More UK firms expect to raise prices than at any time since 1980s

The survey also revealed domestic sales had stagnated across most sectors and business investment remained at historically low levels.
The survey also revealed domestic sales had stagnated across most sectors and business investment remained at historically low levels. Photograph: Rui Vieira/PA

More UK businesses are preparing to raise prices than at any time since the 1980s, heaping further pressure on hard-pressed consumers amid recent increases in gas, electricity and petrol prices.

The British Chambers of Commerce said its latest quarterly survey found almost two-thirds of firms expected to raise prices over the next three months, the highest since the survey began in 1989.

Amid warnings from opposition MPs and business groups that ministers should offer more support to struggling businesses, a record number of manufacturers and services firms said they would be increasing prices.

The survey of more than 5,600 firms also revealed domestic sales had stagnated across most sectors and business investment remained at historically low levels.

Investment in plant, machinery and equipment continued to stagnate, the BCC said, with 27% of firms reporting an increase in investment spending, while 58% reported no change, and 15% a decline.

“This metric remains largely unchanged since the second quarter of 2021,” it added. This is despite a tax break since April 2021 that offers firms a deduction from their profits of 130% for each £1 of investment spending.

Labour said the BCC survey showed inflationary pressures were gaining momentum, as the costs of imported raw materials and energy surged on international markets.

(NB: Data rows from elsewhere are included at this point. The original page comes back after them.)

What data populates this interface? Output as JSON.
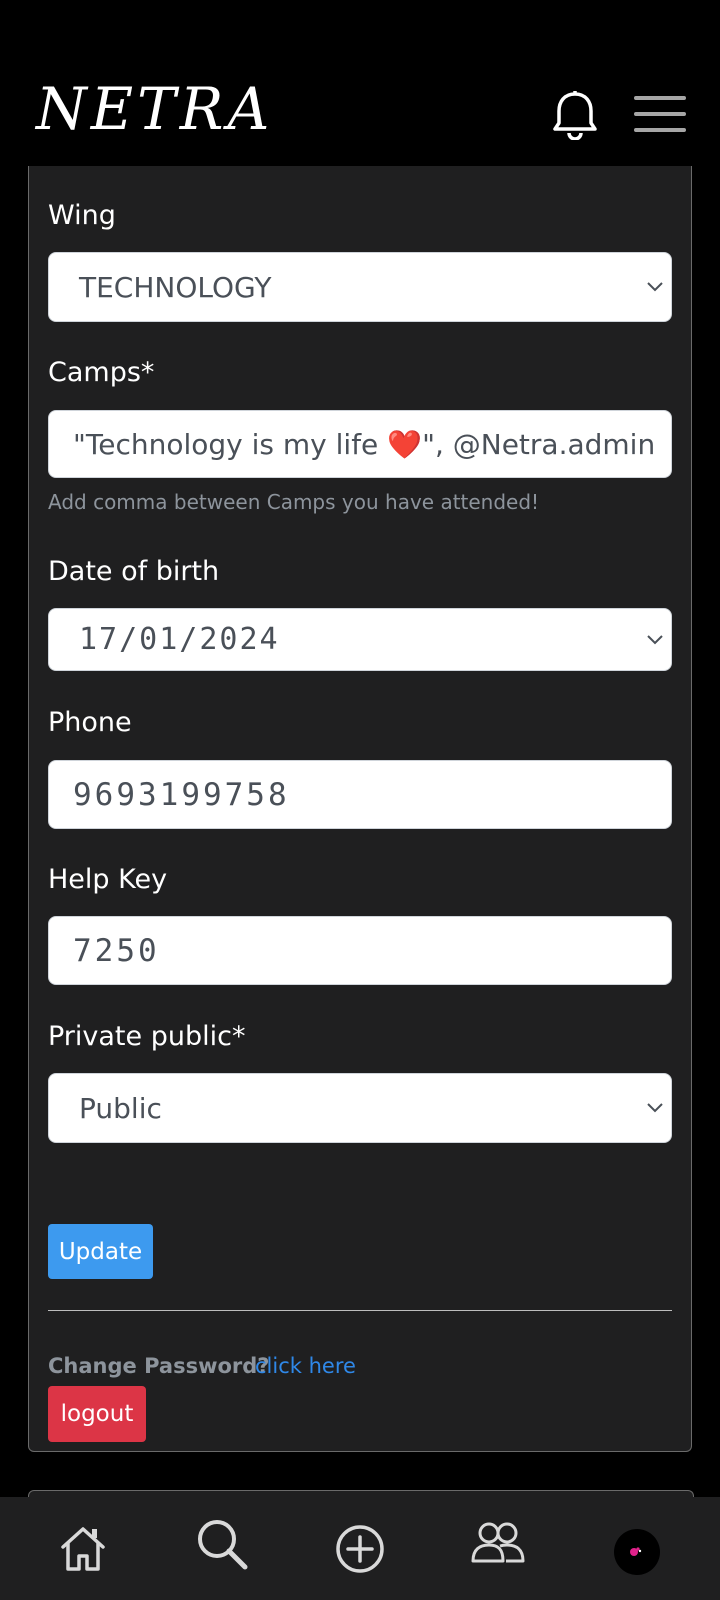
{
  "header": {
    "logo": "NETRA"
  },
  "form": {
    "wing": {
      "label": "Wing",
      "value": "TECHNOLOGY"
    },
    "camps": {
      "label": "Camps*",
      "value_before_heart": "\"Technology is my life ",
      "heart": "❤️",
      "value_after_heart": "\", @Netra.admin",
      "hint": "Add comma between Camps you have attended!"
    },
    "dob": {
      "label": "Date of birth",
      "value": "17/01/2024"
    },
    "phone": {
      "label": "Phone",
      "value": "9693199758"
    },
    "help_key": {
      "label": "Help Key",
      "value": "7250"
    },
    "privacy": {
      "label": "Private public*",
      "value": "Public"
    },
    "update_label": "Update",
    "change_password_label": "Change Password?",
    "change_password_link": "click here",
    "logout_label": "logout"
  },
  "colors": {
    "background": "#000000",
    "card": "#1f1f20",
    "update_button": "#3d9aef",
    "logout_button": "#dc3546",
    "link": "#2f88e8"
  },
  "bottom_nav": {
    "items": [
      "home-icon",
      "search-icon",
      "add-circle-icon",
      "people-icon",
      "avatar"
    ]
  }
}
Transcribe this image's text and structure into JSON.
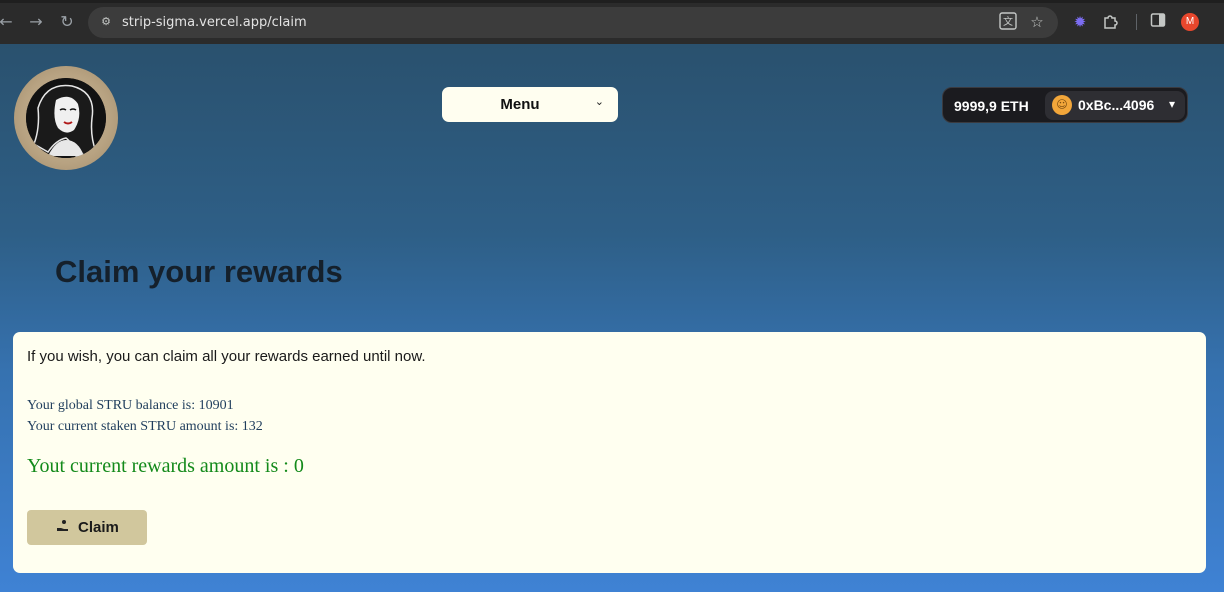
{
  "browser": {
    "url": "strip-sigma.vercel.app/claim",
    "profile_initial": "M",
    "icons": {
      "back": "arrow-left-icon",
      "forward": "arrow-right-icon",
      "reload": "reload-icon",
      "site_info": "site-settings-icon",
      "translate": "translate-icon",
      "bookmark": "star-icon",
      "extension_colored": "extension-gear-icon",
      "extensions": "puzzle-icon",
      "side_panel": "side-panel-icon"
    }
  },
  "header": {
    "menu_label": "Menu",
    "wallet": {
      "balance": "9999,9 ETH",
      "address": "0xBc...4096"
    }
  },
  "main": {
    "title": "Claim your rewards",
    "intro": "If you wish, you can claim all your rewards earned until now.",
    "balance_line": "Your global STRU balance is: 10901",
    "staked_line": "Your current staken STRU amount is: 132",
    "rewards_line": "Yout current rewards amount is : 0",
    "claim_label": "Claim"
  },
  "colors": {
    "card_bg": "#fffff0",
    "claim_button": "#d1c79d",
    "rewards_text": "#138a1a",
    "menu_bg": "#fffef0"
  }
}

Jonathan Reynolds, the shadow business secretary, said: “Instead of supporting business with spiralling inflation, the Conservatives are ramping up taxes and turning their back on energy intensive industries.”

Last month, data showed consumer confidence fell back to levels last seen in November 2020, just before the second national Covid-19 lockdown. The widely used GfK index tumbled to -31 in March as consumers were hit by inflation reaching a 30-year high of 6.2%, record-high fuel and food prices, predictions of several interest rate hikes and higher personal taxes.

After the chancellor’s spring statement last month, the Treasury’s independent forecaster, the Office for Budget Responsibility, cut its estimate of GDP growth for this year to 3.8%, down from a previous estimate of 6%.

When firms were asked by the BCC what pressures they were facing to raise prices, 92% of manufacturers cited raw materials, while 56% pointed to energy and transport costs among other overheads.

A third of firms said the cost of labour was also influencing their decision to raise prices after increases in wages and a hike in the employers’ rate of national insurance from this month.

The percentage citing recent increases in interest rates as a concern also rose in the quarter. Nearly one in 3 (32%) firms were worried about interest rates, up from 27% in the last three months of 2021.

Overall, 62% of firms expected their prices to rise in the next three months, up from 58% in the fourth quarter of 2021. Only 1% expected a decrease in their prices.

Suren Thiru, the BCC’s head of economics, said that while businesses had bounced back during the first three months of 2022 after the end of plan B Covid restrictions, rising inflation and the uncertainty caused by the Russian invasion of Ukraine were likely to slow growth during the rest of the year.

Thiru said: “High price pressures suggests that the current inflationary surge will escalate significantly in the coming months. The reversal of the hospitality VAT cut, the higher energy price cap and soaring energy and commodity prices amid Russia’s invasion of Ukraine, should lift inflation well above 8% in the near term.”

He added that many firms still lacked the cash reserves to withstand further shocks, making them vulnerable to a long war in Ukraine and more persistent price increases.

“The first quarter may be the high point for the UK economy with activity likely to stall in subsequent quarters as surging inflation, rising energy bills and higher taxes increasingly drags on activity.”